Think of your own work. How well could you carry it out if you had no hands? Your opposable thumb and those fingers do far more than just grip things. By way of nerves, they receive signals from the brain. I sat in amazement as I considered the sheer volume and speed of the brain-to-hand signals of those ten pianists. At the same time fingers and thumb are receiving instructions, they are getting back to the brain with information about light/heavy, hot/cold, hard/soft, wet/dry, pain/comfort, and so on.
Why were we created? To worship? Yes, but also to work. And the two can take place together. We can offer our work as worship.

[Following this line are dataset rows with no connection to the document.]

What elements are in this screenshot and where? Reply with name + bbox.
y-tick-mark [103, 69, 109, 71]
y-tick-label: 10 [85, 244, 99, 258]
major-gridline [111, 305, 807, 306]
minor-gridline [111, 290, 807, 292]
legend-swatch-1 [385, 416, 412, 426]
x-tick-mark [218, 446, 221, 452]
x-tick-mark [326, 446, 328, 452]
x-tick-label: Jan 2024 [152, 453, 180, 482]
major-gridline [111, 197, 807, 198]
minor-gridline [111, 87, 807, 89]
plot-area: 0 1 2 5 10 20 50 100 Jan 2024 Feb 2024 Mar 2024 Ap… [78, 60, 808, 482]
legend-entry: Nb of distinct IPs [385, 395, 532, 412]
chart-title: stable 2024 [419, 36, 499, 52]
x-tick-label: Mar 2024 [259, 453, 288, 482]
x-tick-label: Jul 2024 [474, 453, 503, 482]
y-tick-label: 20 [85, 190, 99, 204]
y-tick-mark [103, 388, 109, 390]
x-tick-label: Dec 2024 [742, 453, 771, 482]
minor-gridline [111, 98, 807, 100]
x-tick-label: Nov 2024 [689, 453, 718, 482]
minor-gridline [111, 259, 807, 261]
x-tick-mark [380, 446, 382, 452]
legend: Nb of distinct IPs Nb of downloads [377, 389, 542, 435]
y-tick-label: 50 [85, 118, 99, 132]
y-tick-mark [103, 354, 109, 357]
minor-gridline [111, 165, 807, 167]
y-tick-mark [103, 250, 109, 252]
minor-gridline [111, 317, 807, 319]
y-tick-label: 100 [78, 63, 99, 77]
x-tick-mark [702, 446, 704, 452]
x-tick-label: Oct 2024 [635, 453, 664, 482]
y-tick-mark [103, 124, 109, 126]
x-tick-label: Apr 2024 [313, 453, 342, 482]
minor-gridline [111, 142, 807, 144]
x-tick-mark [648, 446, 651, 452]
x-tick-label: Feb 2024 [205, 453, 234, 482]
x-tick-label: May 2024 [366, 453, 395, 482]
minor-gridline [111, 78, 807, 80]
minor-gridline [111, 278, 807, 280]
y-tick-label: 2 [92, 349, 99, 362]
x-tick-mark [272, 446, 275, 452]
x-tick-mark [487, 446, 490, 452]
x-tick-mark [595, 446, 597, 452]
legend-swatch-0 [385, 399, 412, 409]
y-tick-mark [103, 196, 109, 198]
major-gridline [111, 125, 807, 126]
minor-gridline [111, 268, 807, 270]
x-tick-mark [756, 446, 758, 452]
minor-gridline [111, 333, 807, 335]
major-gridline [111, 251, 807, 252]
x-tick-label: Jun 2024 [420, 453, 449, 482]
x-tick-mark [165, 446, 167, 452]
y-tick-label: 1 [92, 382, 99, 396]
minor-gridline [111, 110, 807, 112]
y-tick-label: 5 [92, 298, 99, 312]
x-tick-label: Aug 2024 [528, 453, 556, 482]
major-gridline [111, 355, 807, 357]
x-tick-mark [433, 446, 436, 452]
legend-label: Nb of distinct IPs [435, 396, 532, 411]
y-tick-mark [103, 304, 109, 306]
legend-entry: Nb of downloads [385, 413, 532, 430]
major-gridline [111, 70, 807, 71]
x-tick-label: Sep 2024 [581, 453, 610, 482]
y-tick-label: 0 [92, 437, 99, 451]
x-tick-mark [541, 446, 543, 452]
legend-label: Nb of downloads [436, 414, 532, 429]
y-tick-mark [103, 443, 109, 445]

Eph. 2:10 says God has created us in Christ "to do good works.” And because God made us to work, he gave us hands. We are not to worship the work of our hands (Is. 2:8). But the hands doing that work can lead us to worship the One who made them. As I experienced listening to those ten grand pianos.
In his poem, "Creation’s Lord, We Give Thee Thanks,” W. De Witt Hyde wrote:
Lord, we give Thee thanks
That this Thy world is incomplete;
That battle calls our marshaled ranks,
That work awaits our hands and feet.